それを、ホゾとホゾ溝に塗布します。筆を使います。ホゾの位置は、4枚の側板の両側です。8辺に塗布する量はほんの少しです。皿に残ったものは紙で拭き取り、薪(まき)ストーブに入ります。スプーン半分で、枡5~6個用の量はありそうです。

加減して塗ったものの、組み合わせると、合わせ目からニューッと食(は)み出てきます。更に、クランプで締め付けます。食み出たものをそのままにしておくと、そのまま固まります。
後処理が厄介になることから、この段階で木の箆(へら)で掻(か)きとってやります。底板の取り付けまでの2~3日間は、見つめられることになります。
結局、今回の行き着く先は、漆仕上げの枡になります。白木の枡にも魅力がありますが、もう少し「満を持して」からになりそうです。
昼、「ローマの休日」を観ます。ここ1~2週間で3回ほど放送されています。やや頻繁過ぎます。しかし、いつも見ます。そして、いつも新しい発見をします。

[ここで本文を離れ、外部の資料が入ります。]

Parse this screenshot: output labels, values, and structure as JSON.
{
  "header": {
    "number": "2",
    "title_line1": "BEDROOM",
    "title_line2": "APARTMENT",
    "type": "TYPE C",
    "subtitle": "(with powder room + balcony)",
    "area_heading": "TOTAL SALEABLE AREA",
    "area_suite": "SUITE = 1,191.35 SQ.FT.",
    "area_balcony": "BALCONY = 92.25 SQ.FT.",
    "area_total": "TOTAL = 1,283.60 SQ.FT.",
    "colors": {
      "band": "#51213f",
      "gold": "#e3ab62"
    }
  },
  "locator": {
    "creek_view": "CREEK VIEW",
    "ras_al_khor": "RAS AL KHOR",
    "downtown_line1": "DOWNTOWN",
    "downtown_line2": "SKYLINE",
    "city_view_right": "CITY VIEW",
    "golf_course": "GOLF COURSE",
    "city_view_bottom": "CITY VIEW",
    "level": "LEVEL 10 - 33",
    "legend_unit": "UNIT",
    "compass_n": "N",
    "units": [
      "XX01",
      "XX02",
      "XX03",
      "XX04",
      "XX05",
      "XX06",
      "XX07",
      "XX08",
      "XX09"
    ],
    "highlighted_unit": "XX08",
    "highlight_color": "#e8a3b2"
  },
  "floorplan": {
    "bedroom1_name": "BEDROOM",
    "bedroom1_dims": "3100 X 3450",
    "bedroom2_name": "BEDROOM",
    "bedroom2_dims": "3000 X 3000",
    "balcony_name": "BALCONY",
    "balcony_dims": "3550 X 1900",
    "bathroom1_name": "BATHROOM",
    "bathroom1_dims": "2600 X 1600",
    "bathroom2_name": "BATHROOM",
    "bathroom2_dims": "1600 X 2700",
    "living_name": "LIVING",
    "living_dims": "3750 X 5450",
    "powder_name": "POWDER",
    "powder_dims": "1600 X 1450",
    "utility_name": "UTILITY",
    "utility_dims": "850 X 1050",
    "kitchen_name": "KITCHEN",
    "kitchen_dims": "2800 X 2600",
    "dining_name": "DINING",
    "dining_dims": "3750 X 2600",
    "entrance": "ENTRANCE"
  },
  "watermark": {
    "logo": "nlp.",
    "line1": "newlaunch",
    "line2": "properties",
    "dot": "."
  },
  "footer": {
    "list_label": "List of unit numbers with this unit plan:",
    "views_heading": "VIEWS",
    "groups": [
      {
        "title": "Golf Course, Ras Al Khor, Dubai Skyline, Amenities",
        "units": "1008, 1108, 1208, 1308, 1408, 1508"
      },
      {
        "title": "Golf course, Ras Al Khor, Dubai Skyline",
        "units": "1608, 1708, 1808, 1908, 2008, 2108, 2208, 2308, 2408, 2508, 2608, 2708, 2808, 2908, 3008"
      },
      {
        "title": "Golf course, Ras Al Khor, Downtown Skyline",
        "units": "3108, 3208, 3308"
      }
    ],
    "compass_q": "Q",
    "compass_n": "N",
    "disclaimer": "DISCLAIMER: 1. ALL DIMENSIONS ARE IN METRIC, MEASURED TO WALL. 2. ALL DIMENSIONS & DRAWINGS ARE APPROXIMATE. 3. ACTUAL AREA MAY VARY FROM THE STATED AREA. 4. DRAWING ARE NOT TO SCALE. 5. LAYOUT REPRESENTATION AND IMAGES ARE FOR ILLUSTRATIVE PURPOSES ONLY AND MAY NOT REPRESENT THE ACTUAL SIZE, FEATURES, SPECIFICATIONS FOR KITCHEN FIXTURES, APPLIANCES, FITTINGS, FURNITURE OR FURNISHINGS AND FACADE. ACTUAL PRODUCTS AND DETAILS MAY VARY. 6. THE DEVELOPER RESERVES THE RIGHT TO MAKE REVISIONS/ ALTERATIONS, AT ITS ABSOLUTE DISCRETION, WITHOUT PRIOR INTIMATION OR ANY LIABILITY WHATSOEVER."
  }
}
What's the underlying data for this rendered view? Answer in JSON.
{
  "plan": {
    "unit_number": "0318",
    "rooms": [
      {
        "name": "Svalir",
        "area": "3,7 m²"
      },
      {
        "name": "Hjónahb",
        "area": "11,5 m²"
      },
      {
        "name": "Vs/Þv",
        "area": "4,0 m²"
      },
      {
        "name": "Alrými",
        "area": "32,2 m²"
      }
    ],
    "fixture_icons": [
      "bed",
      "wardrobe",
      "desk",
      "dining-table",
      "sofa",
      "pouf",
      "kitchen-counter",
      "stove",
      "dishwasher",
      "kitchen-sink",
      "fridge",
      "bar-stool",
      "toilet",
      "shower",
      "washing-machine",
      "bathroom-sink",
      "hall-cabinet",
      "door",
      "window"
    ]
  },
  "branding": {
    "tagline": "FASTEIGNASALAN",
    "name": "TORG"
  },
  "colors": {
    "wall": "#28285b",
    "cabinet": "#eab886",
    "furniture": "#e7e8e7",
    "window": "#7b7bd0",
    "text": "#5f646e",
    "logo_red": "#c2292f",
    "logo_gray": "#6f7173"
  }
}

いくつかについて高校時代から取沙汰されているのが「アイスコーヒー」です。街頭のカフェで、アン王女(オードリー)はシャンパンを注文し、ブラッドレー (グレゴリーペック)が「アイスコーヒー」を注文する場面があります。
このときの「アイスコーヒー」は、吹き替えや字幕です。しかし、実際には「cold coffee」と言っているようです。また、「cool coffee 」にも聞こえます。一般的な英語では「iced(冷やされた) coffee」のようです。昔から物議を醸していました。
今日はその最終確認をするつもりでした。しかし、今日のバージョンは「字幕」ではなく「吹き替え版」です。別の機会を待つことになります。